In terms of attracting companies to stay in Singapore, I would argue that pursuing a low-cost objective, as what our current rate of intake foreigners suggests, is unsustainable in the long run. Let’s face it: the trend of outsourcing services is set to continue for the forseeable future, with the improved education standards in growing economies, we would still be losing out in terms of competitiveness. In addition, the risk of depressing wages creates a huge disparity in the country across income classes. We can still achieve relatively modest growth numbers, but the inflationary pressure of such high growth, yet low salaries is something that is not beneficial to Singaporeans. Furthermore, much of the GDP growth we have achieved through this low-cost objective has increased the spending power of the wealthiest segments of the country, but also resulted in much of the country lagging in economic progress.

Of course, this is not an easy problem to solve. However, the least I would want is a government that is emphatic to the difficult living conditions for the poorest segments of the population. It is at this that most PAP politicians have trouble with. While GDP is an important measure on the impact that government policies have helped to grow the economy, the policy of tying ministerial salaries to GDP growth causes politicians to lose sight of the people that growing the economy is supposed to do. I appreciate the need to keep key politicians honest and uncorrupt, but the same high salaries does make it tough for the same politicians to empathise with the disadvantaged in Singapore.

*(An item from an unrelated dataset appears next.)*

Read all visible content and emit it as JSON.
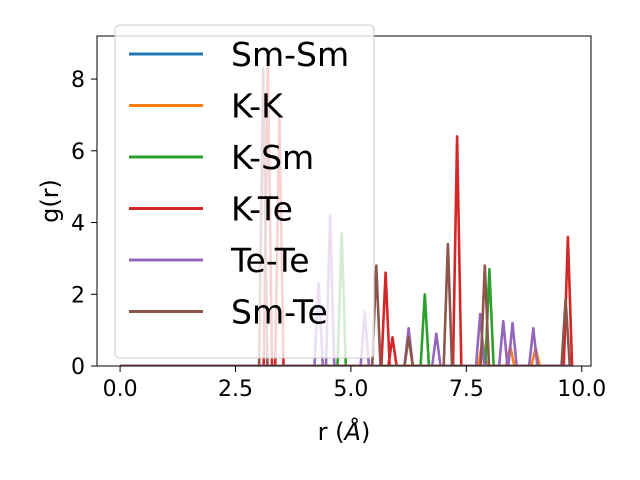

I am talking about the destitute segment of the population: the group of people who cannot work or earn insufficient salaries to support themselves and their families. Anecdotal evidence from Parliament sessions recorded of skirmishes between the PAP’s Dr Lily Neo, and the Minister for Community, Youth and Sports (Dr Vivian Balakrishnan) bear this out. Despite the good Dr Neo’s efforts to raise government assistance to this group, Dr Vivian has resisted raising the assistance sum for the destitute. With a Parliament dominated by PAP MPs, and the Party Whip system (where MPs from the party must vote according to the party line, in spite of their own beliefs), there is insufficient consideration or representation of the needy in Singapore.

Furthermore, the lack of transparency and accountability by the PAP ministers is something undesirable in the long run. IDA’s $388 million “honest mistake” and the recent floods have been testimonial to the abuse of the blank cheque given by the electorate. We have also seen how the PAP has utilised withholding HDB upgrading as a whip to punish citizens whom vote for the Opposition, in blindness to the fact that citizens in Opposition wards still pay the same taxes, and do the same National Service as with wards that vote for the PAP.

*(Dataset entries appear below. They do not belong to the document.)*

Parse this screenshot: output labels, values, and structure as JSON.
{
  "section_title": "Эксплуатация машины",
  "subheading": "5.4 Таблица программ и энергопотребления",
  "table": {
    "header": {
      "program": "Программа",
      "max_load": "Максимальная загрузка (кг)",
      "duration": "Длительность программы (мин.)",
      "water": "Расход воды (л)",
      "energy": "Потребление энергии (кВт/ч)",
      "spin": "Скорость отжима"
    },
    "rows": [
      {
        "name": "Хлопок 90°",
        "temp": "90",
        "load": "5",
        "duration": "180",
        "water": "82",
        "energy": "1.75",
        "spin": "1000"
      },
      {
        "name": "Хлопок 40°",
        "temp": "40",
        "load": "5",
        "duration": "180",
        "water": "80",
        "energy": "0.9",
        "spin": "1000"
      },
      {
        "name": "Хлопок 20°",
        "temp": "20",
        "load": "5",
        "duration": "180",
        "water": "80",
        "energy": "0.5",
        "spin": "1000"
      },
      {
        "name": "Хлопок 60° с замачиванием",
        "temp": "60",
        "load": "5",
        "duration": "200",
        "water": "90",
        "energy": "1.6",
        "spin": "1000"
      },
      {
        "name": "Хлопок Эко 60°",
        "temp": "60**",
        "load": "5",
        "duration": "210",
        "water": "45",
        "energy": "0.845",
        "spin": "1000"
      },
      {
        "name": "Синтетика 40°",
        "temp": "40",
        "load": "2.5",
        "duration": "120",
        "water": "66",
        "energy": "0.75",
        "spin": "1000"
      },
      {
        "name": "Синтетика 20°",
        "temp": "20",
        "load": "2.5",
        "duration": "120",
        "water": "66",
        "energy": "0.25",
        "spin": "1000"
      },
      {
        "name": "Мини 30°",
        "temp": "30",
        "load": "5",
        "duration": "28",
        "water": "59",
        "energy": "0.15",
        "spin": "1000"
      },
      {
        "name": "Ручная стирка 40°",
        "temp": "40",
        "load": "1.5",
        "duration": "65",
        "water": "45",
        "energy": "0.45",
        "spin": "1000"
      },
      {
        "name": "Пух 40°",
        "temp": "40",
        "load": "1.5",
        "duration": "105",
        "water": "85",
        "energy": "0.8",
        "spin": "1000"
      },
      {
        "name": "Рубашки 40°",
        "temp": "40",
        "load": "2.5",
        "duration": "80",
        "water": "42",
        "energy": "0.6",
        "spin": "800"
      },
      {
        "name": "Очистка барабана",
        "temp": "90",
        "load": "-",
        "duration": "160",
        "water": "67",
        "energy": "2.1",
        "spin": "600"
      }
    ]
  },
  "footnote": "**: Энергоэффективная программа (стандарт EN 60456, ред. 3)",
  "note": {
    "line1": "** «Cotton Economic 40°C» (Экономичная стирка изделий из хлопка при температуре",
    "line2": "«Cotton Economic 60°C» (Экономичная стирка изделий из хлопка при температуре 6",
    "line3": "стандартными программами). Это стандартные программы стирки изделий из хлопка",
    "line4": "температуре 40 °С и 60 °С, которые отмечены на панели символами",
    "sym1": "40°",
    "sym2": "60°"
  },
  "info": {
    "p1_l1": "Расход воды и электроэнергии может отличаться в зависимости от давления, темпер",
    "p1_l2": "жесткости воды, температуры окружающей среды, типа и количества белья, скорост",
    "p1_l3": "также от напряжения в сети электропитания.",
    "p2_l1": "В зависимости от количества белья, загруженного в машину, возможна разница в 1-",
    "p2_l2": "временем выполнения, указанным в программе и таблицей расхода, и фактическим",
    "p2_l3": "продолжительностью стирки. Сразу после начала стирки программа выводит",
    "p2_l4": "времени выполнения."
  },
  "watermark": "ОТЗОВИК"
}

And this is precisely why, we need an institutionalised Opposition in Parliament, to hold the PAP Cabinet accountable for their policies, and to ensure fair play.

I do recognise that the Opposition has insufficient manpower and resources to form the government, and much of their manifestos lie in social policies, with SDP candidate Tan See Jay’s economic plan being the first to address economic worries. However, I believe that PAP, for all its economic savvy, is insufficiently representative of Singaporeans. By voting the Opposition into Parliament, I wish to see a robust competition of ideas and policies. I’m sufficiently satisfied that most Opposition parties understand this view. Worker’s Party has declared that they believe that PAP should continue to be at the wheel, with an Opposition to keep the Cabinet accountable.

What’s more, with PAP’s continued monopoly on policy-making, there is no way for us to know if there is a better alternative policy out there. Even the PAP ministers themselves have recognised that competition is good. I don’t see how politics should be any different from the many other areas that PAP has espoused this ethos for.